Death and I are old friends; he was gracious enough not to interrupt my work before it was done, and it’s the least I can do to return that favor when the time comes. – “Die Young, Stay Pretty”
Depressing? Not at all, unless you think cacophony is a good thing. Imagine a piece of music in which every single note is sustained forever once it starts. It’s just as complex as any piece you know, but instead of each note lasting for a certain time before giving way to the next, each continues to drone on at exactly the same pitch and volume, forever, no matter how many new notes are added. By the end of a three- or four-minute pop song there would be nothing but an unbearable din without beauty or structure, and by the end of a typical symphony you’d be trying to get as far away from the resulting sonic abomination as possible.

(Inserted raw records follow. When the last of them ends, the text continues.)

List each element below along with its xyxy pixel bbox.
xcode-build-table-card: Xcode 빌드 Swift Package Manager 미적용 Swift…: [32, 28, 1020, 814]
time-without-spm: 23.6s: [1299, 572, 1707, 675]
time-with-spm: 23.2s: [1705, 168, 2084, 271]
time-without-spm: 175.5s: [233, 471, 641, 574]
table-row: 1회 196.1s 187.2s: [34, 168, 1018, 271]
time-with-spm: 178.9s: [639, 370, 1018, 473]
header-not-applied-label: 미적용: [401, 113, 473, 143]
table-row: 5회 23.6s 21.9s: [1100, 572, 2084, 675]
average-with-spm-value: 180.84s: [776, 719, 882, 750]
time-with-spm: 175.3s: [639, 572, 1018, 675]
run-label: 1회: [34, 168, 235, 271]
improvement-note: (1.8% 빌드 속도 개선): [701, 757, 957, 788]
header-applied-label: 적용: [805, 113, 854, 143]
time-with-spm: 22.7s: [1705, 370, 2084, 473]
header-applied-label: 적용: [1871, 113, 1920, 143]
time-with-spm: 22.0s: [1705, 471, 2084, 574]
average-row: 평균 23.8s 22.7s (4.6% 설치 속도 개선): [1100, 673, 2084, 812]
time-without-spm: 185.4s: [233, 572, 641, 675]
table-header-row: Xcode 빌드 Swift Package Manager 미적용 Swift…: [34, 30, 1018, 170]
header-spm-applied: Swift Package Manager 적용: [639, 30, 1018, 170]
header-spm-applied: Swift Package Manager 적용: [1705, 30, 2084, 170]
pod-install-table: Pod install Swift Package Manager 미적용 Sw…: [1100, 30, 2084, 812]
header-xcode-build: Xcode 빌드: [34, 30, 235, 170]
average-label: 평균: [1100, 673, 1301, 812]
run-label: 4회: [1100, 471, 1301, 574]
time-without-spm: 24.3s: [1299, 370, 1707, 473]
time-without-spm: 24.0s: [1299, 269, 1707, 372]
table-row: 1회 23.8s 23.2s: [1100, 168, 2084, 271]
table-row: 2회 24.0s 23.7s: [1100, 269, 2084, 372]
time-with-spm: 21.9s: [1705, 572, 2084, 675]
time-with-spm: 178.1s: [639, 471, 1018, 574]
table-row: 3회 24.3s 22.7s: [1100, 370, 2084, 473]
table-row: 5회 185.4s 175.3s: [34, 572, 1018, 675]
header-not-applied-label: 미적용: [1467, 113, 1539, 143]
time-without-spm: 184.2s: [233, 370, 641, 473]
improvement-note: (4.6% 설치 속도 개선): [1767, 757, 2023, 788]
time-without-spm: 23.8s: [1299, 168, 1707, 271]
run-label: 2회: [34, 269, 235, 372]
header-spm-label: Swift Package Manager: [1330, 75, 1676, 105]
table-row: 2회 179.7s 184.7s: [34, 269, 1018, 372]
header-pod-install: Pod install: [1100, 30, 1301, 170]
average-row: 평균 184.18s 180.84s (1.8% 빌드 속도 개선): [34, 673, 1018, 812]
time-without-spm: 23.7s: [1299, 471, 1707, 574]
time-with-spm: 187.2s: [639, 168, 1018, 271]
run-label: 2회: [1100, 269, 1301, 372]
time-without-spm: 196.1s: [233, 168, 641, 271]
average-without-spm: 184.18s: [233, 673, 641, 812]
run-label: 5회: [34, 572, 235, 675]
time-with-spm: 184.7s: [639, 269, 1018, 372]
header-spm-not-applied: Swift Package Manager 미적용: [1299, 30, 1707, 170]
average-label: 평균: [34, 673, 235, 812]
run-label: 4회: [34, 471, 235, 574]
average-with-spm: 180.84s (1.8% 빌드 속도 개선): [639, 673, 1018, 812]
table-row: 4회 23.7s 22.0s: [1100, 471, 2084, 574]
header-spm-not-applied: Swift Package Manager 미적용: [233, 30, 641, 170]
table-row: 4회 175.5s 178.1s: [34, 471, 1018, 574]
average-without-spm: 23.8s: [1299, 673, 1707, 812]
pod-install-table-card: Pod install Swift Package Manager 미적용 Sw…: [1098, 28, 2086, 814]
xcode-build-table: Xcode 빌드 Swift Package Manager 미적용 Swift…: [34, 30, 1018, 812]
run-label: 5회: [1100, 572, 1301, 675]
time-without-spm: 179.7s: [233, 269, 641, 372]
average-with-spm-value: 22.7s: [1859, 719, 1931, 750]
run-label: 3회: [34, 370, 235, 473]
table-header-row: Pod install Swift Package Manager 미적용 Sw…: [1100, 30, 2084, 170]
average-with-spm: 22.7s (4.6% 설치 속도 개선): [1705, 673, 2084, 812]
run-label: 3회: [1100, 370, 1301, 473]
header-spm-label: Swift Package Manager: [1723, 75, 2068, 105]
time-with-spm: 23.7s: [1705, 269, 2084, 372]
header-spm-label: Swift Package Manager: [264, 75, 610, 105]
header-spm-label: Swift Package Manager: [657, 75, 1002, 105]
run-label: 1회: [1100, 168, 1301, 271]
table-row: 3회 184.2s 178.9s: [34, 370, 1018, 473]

But you couldn’t, because every radio, every iPod, every concert hall, every TV jingle, every kid singing off-key with the wrong words in the entire world would be doing exactly the same damned thing, FOREVER. And any advanced aliens who picked up the broadcasts would certainly come here as quickly as possible in order to obliterate the obscenity with a gravity bomb, or to drop us into the nearest black hole, and good fucking riddance.
The beauty of a piece of music or a dance derives from a succession of notes or steps, each following the other in sequence and each giving way in its time to the next. The meaning of an essay, story or book depends upon each finite word in its proper place. And the meaning of not merely an individual life, but the life of a culture, a species, a world and the entire multiverse depends upon that same finiteness. Death is what gives life meaning, and fighting excessively against it is as childish and futile as the behavior of a toddler who refuses to let another child take his place on the carousel once his ride is done.